10. Dimensionality Reduction Techniques
Techniques like t-SNE (t-distributed Stochastic Neighbor Embedding) and UMAP (Uniform Manifold Approximation and Projection) help in identifying complex relationships in high-dimensional data.
-
Application: Useful when relationships are hard to visualize due to many features.
-
Detection: Non-linear structures in lower-dimensional plots suggest hidden non-linear associations.
These are particularly valuable when dealing with large, multi-feature datasets.
11. Transformations to Reveal Hidden Patterns
Sometimes transforming variables helps uncover non-linear relationships.
-
Common Transformations:
-
Logarithmic
-
Square root
-
Reciprocal
-
Box-Cox or Yeo-Johnson transformations
-
Post-transformation scatter plots or correlation analysis can indicate if the transformation linearizes the relationship.
12. Interaction Effects and Feature Engineering
Creating interaction terms or polynomial features can help reveal non-linear effects.
-
Example: Instead of just using
X
, includeX^2
orX*Z
(interaction with another variable). -
Analysis: Check whether these engineered features show stronger relationships with the target.

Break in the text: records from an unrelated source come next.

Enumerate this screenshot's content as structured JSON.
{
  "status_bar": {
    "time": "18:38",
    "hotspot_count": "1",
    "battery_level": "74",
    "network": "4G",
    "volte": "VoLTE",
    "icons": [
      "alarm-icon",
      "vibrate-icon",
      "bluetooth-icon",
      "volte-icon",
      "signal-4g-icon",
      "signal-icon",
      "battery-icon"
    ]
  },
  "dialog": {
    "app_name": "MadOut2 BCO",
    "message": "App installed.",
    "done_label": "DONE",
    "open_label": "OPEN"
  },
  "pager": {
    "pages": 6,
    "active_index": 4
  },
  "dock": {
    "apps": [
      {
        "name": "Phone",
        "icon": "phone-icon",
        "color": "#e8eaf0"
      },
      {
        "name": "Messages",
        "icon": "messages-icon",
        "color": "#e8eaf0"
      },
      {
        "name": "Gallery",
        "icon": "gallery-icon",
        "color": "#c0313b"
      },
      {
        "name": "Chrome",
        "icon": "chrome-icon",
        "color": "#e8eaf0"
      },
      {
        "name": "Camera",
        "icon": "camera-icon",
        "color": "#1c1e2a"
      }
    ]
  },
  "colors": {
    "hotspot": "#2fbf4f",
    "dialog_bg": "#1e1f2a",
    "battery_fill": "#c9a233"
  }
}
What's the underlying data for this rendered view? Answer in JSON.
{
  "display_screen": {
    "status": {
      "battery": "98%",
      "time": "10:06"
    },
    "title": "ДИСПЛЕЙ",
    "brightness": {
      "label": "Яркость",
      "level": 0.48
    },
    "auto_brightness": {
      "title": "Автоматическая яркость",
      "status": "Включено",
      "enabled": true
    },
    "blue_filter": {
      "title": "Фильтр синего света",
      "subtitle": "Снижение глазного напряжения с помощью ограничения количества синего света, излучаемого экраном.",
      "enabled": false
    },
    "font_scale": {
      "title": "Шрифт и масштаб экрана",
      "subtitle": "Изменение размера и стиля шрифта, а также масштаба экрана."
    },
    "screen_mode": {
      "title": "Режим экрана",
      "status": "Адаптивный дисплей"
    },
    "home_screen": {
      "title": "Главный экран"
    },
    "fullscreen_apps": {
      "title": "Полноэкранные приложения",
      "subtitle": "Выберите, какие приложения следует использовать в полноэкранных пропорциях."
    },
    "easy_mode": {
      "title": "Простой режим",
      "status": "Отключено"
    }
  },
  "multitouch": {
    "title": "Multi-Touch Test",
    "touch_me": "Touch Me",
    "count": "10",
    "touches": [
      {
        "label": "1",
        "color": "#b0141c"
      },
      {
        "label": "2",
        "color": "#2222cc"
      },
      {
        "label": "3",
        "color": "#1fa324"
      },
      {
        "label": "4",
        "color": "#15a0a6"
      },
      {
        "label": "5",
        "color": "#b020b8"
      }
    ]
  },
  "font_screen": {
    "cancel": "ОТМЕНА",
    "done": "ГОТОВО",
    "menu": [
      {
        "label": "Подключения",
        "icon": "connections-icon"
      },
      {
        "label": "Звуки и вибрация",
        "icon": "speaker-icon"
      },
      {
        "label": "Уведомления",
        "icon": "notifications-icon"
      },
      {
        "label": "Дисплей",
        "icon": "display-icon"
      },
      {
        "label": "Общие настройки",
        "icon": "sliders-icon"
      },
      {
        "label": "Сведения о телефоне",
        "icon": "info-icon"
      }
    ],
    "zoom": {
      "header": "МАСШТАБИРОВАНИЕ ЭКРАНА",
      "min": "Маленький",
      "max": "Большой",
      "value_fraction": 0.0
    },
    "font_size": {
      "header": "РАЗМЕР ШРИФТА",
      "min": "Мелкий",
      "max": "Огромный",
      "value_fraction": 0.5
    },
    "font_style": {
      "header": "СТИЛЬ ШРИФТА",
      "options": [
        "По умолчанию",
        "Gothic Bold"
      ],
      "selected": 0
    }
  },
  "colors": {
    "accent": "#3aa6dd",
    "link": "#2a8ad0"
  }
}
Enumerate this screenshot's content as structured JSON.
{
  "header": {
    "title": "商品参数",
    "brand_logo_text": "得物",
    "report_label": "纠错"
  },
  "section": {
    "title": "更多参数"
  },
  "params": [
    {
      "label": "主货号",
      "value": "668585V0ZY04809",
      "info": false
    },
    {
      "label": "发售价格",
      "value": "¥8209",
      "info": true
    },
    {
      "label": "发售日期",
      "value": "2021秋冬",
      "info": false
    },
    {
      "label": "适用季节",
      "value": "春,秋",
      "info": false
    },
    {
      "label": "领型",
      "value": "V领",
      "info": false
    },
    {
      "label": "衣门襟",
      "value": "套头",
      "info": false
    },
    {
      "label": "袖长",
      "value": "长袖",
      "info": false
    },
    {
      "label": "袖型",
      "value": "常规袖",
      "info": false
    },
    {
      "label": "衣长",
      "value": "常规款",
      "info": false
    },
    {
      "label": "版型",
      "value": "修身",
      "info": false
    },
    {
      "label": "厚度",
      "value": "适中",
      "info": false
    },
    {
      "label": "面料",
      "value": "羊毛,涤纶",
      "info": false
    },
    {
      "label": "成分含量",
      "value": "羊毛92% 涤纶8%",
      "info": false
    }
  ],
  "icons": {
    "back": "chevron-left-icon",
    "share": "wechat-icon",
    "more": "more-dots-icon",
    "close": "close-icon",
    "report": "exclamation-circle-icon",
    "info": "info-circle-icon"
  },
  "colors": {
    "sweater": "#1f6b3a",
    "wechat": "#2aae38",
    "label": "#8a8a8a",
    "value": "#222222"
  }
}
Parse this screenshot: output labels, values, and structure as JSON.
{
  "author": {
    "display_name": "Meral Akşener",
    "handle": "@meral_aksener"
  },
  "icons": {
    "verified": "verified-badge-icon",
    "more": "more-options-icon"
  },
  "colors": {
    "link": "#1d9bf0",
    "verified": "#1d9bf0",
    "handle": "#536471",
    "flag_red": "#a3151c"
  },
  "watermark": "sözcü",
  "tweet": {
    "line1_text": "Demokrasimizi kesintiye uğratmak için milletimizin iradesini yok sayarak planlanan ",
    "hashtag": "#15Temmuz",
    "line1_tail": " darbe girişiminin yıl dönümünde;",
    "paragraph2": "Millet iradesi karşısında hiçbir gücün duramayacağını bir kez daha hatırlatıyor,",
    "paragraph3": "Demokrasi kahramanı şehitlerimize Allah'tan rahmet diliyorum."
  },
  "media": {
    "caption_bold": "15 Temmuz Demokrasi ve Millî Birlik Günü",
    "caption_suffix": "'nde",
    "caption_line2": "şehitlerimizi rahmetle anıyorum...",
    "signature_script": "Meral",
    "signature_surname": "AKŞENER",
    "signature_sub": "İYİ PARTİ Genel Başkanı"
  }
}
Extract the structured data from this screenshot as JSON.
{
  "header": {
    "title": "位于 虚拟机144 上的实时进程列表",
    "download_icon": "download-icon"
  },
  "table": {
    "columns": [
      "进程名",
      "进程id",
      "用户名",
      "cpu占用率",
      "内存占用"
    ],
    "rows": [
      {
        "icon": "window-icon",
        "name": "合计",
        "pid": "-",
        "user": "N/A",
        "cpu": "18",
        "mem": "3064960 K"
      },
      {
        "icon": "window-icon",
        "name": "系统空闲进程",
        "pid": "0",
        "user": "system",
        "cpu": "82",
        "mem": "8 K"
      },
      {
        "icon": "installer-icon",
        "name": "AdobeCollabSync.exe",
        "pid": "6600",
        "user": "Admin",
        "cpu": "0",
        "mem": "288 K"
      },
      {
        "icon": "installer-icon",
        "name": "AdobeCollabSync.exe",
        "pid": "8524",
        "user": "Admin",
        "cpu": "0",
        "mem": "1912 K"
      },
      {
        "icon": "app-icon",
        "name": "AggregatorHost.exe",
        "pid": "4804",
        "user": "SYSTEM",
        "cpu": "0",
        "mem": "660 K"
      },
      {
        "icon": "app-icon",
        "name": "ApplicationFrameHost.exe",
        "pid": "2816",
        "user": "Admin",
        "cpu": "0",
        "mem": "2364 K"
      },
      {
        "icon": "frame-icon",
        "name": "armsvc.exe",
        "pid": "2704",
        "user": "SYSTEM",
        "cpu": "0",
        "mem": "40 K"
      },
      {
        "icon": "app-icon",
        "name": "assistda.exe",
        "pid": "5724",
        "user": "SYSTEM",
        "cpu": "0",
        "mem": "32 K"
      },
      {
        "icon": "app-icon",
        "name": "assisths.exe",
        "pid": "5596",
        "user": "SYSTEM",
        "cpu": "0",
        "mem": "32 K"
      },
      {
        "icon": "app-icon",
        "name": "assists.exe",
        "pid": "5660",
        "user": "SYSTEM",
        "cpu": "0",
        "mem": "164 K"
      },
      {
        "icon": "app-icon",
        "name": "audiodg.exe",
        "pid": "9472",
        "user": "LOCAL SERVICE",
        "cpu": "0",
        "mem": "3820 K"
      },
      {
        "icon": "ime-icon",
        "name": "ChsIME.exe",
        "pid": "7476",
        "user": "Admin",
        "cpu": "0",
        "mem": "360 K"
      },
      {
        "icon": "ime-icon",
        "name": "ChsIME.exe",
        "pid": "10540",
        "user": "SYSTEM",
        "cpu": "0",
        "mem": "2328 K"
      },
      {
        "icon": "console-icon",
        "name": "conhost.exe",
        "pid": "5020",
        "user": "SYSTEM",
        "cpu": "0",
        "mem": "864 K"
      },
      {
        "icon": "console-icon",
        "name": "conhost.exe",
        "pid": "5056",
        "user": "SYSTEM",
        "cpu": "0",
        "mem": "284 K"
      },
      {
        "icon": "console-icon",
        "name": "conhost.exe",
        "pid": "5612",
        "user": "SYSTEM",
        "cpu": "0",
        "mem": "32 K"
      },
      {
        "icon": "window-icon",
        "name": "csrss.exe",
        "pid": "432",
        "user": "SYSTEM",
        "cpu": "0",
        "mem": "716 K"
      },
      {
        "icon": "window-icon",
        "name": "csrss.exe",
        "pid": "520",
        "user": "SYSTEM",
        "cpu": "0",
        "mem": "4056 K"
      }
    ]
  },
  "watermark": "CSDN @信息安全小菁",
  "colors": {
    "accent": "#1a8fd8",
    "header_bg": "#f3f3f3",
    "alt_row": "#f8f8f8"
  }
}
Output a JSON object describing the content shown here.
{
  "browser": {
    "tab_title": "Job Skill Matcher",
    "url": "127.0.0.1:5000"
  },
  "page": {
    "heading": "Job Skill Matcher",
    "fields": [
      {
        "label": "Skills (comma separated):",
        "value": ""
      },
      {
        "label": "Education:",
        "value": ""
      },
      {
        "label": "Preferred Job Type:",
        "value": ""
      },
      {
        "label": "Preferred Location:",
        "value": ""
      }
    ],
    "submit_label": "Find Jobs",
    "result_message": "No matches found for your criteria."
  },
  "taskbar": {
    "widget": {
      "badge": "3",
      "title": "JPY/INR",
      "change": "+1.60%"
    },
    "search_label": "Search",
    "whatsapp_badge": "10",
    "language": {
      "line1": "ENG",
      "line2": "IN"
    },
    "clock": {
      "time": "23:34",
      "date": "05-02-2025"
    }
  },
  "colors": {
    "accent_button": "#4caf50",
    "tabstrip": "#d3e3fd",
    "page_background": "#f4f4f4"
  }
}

EDA on these engineered features often brings out patterns that were previously invisible.
Conclusion
Detecting non-linear relationships during EDA is essential for selecting appropriate modeling techniques and avoiding biased inferences. While scatter plots and correlation measures are the cornerstone, combining them with residual analysis, non-linear fits, and dimensionality reduction ensures a robust exploratory approach. By methodically applying these techniques, data scientists can gain deeper insights and construct models that more accurately capture the complexity of real-world data.